Last year, I wrote about why the tile-sliding number-matching puzzles of Threes had become a go-to game for stolen moments of iPhone gaming. These days, another tile-sliding, number-matching game has become the one I come back to again and again when faced with an idle moment on my iPad. That game is Twenty, a title that plays like a mix of Threes and reflex-based puzzles games like Tetris and Columns.

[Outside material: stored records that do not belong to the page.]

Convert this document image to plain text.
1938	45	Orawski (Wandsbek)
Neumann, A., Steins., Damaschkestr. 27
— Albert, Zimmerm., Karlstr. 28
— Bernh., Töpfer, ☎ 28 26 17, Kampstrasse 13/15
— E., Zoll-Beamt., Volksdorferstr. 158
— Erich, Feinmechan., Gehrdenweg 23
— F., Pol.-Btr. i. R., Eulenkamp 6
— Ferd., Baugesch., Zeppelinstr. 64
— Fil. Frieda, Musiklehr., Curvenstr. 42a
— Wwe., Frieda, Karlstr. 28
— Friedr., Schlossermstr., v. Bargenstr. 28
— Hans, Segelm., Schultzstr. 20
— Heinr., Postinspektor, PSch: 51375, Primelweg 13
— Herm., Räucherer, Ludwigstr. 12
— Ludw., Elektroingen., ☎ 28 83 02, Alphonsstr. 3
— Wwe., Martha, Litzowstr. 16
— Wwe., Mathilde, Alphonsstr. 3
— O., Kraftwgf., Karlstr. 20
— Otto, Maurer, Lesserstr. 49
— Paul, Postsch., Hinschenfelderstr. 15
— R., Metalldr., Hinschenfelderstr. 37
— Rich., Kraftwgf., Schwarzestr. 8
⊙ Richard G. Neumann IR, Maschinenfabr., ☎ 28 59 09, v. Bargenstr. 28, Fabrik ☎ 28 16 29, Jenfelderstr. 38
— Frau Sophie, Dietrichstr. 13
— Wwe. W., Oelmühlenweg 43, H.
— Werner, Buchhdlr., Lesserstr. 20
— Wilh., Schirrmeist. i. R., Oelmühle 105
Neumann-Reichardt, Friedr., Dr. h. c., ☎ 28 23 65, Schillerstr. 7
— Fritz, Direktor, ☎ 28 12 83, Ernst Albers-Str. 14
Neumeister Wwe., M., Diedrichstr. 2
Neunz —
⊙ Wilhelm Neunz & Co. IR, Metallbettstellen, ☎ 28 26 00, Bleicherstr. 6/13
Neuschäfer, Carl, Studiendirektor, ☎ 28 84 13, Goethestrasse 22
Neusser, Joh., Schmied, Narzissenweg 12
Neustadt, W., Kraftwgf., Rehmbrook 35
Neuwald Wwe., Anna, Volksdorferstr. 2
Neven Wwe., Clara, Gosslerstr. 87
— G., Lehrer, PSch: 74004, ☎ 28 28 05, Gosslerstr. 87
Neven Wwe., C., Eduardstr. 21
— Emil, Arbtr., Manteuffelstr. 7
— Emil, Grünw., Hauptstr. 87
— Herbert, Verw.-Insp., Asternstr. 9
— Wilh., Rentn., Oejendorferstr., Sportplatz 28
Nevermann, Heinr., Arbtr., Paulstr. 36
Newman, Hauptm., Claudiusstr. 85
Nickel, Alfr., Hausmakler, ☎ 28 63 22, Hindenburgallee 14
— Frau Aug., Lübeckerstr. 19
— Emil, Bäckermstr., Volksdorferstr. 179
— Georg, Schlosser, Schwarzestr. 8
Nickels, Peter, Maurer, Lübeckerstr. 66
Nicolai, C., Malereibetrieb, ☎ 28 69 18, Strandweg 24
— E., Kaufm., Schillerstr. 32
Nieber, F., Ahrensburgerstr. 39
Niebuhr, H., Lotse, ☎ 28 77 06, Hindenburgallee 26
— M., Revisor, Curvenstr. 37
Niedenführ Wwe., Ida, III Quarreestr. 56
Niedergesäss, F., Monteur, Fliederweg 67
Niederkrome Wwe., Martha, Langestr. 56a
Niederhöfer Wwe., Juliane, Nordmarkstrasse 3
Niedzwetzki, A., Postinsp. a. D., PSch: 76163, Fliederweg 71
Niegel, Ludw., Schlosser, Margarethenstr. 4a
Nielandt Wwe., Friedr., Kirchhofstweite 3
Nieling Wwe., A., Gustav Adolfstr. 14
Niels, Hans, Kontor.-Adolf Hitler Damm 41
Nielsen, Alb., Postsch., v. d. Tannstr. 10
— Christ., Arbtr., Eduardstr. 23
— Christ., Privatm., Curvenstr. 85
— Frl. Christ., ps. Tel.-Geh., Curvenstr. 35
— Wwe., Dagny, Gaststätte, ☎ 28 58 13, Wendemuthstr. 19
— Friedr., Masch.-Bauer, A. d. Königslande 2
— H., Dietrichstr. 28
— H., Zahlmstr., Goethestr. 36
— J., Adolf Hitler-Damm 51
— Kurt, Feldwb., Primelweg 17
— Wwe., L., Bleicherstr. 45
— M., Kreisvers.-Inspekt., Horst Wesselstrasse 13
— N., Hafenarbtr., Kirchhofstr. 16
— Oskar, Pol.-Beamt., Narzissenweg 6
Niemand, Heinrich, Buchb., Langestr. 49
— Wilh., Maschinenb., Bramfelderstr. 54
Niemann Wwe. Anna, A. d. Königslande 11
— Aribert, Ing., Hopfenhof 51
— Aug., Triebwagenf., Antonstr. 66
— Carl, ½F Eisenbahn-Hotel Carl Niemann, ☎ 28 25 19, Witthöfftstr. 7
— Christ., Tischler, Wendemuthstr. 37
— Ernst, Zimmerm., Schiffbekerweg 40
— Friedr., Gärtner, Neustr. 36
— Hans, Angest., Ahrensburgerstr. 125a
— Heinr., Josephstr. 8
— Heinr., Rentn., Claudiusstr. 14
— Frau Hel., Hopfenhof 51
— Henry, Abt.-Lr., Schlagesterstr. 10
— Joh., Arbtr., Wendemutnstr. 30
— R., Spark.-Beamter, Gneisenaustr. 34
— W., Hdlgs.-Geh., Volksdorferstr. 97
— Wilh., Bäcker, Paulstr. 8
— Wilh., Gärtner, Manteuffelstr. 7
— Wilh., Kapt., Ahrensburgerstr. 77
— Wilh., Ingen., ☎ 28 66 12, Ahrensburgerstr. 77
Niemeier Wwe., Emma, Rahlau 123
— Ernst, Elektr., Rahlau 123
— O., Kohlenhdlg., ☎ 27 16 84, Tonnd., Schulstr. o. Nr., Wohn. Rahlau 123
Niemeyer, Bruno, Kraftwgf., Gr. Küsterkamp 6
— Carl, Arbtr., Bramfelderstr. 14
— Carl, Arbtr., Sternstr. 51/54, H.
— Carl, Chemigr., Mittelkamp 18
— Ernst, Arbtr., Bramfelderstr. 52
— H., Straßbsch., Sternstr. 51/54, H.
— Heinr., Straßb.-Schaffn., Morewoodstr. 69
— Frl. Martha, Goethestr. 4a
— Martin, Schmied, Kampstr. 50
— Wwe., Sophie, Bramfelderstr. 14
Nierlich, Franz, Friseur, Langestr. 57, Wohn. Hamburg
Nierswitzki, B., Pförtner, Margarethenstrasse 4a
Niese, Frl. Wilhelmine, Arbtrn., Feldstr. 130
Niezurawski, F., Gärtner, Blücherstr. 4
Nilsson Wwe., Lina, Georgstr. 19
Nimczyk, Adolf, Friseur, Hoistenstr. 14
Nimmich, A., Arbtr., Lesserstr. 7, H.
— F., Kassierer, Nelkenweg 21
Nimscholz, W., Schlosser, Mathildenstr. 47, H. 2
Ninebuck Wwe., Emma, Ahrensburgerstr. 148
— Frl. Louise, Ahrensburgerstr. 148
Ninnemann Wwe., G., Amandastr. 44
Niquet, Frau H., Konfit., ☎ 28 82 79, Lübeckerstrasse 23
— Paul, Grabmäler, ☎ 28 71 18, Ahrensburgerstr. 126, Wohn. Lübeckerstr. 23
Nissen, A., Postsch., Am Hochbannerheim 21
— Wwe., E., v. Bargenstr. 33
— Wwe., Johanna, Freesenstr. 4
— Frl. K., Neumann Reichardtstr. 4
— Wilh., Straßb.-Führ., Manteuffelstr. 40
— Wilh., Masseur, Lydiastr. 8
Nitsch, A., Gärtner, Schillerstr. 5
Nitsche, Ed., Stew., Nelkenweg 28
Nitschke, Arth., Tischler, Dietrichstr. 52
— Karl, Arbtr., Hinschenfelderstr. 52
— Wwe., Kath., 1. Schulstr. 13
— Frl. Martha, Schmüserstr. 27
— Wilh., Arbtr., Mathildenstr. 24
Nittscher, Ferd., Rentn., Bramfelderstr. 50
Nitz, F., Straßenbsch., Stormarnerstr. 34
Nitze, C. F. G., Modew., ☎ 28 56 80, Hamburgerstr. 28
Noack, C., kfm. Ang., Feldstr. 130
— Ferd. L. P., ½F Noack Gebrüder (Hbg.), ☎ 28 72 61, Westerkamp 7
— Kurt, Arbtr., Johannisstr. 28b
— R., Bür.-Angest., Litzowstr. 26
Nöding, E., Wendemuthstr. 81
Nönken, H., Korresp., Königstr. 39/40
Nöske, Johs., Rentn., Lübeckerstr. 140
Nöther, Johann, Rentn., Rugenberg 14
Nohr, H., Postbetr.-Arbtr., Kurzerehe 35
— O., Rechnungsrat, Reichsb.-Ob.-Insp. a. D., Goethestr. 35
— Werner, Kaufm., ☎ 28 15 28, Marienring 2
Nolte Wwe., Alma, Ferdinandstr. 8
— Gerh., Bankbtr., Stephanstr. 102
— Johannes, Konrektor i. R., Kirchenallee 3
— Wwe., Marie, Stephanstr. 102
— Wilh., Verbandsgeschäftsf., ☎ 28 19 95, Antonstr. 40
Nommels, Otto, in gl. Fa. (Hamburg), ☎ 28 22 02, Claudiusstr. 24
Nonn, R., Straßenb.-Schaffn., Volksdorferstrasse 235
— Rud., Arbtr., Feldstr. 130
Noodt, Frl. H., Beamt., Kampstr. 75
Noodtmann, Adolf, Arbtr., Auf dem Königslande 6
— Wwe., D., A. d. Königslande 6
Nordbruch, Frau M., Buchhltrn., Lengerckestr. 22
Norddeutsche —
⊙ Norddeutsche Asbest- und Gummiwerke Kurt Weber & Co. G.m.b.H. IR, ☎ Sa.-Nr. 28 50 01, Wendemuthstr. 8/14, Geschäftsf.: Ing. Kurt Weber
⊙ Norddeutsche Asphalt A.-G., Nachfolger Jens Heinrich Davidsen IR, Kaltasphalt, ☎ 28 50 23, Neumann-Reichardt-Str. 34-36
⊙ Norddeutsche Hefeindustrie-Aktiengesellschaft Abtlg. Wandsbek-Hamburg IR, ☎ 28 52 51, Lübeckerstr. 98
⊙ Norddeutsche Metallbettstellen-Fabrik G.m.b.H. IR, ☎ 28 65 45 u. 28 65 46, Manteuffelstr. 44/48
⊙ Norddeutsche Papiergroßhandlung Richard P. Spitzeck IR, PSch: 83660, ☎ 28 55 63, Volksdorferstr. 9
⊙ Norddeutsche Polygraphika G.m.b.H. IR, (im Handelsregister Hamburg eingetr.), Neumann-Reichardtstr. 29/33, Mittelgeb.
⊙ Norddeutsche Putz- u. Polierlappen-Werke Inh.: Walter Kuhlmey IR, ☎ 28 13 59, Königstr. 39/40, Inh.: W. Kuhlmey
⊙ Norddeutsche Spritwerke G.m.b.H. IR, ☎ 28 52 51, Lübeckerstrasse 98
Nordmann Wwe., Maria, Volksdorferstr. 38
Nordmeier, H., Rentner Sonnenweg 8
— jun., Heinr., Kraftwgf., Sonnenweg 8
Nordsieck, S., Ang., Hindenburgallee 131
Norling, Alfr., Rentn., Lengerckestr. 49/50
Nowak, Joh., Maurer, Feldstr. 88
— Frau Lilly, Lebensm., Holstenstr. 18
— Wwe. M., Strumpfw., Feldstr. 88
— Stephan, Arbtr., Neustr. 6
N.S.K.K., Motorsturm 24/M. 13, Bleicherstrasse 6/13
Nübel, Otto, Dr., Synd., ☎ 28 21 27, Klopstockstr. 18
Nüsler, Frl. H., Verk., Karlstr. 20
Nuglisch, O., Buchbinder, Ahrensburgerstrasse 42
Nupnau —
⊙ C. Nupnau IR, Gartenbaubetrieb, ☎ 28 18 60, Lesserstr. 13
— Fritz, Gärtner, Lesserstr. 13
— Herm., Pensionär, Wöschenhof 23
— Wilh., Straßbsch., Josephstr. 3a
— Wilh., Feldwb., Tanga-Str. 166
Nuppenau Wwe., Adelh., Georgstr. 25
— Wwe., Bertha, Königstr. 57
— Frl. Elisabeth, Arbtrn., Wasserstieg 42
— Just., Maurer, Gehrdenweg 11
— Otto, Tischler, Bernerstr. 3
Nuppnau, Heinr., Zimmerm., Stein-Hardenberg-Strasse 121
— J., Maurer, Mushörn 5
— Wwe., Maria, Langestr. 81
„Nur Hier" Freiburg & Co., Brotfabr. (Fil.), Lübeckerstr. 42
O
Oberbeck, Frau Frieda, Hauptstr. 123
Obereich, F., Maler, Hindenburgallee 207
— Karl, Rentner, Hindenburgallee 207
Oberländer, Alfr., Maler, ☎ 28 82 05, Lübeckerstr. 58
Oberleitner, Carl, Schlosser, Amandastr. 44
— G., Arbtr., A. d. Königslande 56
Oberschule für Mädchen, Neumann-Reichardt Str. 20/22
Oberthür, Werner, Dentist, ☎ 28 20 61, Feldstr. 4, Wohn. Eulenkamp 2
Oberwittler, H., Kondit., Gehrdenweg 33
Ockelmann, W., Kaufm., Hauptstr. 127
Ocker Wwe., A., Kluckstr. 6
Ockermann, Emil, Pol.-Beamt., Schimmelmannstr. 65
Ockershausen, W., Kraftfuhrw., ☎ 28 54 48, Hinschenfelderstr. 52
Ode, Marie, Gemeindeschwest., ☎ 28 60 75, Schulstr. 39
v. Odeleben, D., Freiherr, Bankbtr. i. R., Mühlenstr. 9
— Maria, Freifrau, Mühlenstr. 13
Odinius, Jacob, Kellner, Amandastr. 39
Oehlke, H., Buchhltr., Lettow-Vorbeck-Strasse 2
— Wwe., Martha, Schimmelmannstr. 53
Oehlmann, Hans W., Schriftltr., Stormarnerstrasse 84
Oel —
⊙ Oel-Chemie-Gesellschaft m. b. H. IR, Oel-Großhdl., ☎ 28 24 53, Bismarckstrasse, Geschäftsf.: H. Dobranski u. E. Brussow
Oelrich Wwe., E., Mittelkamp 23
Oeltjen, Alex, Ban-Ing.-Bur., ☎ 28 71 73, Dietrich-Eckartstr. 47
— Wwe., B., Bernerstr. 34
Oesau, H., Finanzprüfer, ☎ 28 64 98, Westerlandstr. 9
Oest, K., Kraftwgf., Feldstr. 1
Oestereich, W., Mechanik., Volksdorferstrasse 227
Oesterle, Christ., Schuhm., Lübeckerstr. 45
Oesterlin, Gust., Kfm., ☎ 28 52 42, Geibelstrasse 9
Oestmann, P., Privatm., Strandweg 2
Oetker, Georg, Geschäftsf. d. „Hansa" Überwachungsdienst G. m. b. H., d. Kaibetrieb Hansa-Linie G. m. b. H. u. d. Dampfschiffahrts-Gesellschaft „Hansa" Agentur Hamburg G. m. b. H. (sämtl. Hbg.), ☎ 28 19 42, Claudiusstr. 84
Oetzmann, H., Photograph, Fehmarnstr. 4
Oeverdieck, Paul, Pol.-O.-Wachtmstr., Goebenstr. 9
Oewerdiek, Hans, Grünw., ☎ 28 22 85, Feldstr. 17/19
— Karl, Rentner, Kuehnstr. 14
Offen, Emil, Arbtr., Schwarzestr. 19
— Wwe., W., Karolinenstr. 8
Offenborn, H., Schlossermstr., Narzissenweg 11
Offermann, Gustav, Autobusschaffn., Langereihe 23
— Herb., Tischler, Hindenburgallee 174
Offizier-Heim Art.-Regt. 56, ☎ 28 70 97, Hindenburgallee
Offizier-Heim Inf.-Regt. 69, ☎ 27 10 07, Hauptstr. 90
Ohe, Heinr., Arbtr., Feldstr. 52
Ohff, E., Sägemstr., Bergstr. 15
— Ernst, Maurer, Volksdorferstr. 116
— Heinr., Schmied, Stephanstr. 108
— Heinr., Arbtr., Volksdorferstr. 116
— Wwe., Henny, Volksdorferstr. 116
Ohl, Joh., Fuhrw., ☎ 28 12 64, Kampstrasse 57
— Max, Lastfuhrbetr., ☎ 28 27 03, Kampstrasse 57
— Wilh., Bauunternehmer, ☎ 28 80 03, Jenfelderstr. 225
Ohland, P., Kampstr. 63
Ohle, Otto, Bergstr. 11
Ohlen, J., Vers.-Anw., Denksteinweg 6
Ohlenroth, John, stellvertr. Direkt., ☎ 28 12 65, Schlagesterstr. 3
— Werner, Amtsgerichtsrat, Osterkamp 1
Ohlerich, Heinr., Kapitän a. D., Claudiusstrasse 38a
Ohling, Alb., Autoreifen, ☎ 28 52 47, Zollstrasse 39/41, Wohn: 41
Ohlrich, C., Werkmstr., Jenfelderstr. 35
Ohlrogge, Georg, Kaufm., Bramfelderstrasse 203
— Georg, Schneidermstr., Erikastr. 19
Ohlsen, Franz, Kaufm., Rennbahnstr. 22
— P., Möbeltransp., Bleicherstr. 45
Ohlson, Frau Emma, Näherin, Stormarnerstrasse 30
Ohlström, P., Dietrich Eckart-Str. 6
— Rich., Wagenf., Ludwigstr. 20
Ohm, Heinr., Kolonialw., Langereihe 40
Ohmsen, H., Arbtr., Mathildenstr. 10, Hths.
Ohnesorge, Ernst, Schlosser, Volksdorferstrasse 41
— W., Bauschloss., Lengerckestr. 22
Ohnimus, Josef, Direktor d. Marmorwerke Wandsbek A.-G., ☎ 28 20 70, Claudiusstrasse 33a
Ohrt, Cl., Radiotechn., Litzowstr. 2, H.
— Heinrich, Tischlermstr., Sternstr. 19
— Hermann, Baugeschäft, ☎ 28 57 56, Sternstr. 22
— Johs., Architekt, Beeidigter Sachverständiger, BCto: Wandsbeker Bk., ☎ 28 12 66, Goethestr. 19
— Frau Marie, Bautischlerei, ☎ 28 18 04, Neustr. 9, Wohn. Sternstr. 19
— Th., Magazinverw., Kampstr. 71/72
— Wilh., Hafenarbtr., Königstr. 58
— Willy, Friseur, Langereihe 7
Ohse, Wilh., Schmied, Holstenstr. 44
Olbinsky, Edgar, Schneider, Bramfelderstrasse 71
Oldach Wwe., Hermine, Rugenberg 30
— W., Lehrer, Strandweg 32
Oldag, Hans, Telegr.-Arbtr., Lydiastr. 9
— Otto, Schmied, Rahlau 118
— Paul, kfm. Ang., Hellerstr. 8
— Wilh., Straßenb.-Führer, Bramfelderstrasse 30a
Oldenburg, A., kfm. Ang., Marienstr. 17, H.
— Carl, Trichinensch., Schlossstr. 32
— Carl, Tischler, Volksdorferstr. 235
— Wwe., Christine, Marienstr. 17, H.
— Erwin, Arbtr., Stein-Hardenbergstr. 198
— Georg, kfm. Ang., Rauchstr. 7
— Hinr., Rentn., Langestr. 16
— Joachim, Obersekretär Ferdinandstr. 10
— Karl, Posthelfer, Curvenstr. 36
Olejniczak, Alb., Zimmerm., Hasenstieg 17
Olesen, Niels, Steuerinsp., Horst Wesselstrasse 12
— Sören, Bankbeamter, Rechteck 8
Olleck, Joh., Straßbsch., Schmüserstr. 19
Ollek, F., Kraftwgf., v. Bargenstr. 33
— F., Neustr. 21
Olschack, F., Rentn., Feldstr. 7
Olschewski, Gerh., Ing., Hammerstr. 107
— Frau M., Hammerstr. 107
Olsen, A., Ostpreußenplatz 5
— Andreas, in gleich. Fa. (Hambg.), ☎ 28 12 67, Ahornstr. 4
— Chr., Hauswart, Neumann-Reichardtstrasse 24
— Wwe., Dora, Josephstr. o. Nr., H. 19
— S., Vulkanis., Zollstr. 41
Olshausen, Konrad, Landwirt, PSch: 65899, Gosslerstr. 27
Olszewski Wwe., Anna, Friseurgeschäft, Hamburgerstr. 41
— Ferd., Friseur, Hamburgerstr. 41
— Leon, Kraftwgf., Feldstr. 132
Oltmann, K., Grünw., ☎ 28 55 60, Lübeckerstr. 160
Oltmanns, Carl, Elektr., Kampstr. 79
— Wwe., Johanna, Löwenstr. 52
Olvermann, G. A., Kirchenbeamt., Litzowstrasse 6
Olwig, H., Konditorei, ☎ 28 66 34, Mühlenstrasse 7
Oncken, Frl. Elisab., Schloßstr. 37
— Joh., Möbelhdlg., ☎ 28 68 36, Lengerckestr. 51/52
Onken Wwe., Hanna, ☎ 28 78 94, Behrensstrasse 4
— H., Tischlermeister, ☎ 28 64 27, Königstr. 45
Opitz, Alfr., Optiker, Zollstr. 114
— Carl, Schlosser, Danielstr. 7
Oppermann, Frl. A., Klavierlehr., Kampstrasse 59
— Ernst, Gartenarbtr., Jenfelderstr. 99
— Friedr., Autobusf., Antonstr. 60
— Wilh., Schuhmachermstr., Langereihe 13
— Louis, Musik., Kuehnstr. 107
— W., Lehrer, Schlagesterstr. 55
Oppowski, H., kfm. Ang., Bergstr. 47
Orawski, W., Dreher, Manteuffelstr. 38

Like Threes, the basic interaction in Twenty is sliding matching, numbered tiles into each other, creating new tiles with larger numbers. In Twenty, though, you drag individual tiles around a 7x8 board under a single finger, rather than sliding the entire board in one of four cardinal directions. Mashing two tiles together creates a single tile with a value incremented by one, so pushing two 1s together makes a 2, then pushing two 2s together makes a 3, and so on. The goal, as implied by the title, is to work your way up to a 20 tile (or multiple 20 tiles, if you're really good).
If this was a choose-your-own pace, turn-based puzzle like Threes, getting to that titular 20 would be trivial. But Twenty really mixes up the formula by adding new rows full of tiles from the bottom every few seconds—if a tile gets pushed off the top of the screen, it's game over. The time between these new rows gets smaller as you advance to higher-numbered tiles—once you see your first 15, there's precious little time for careful consideration between each move.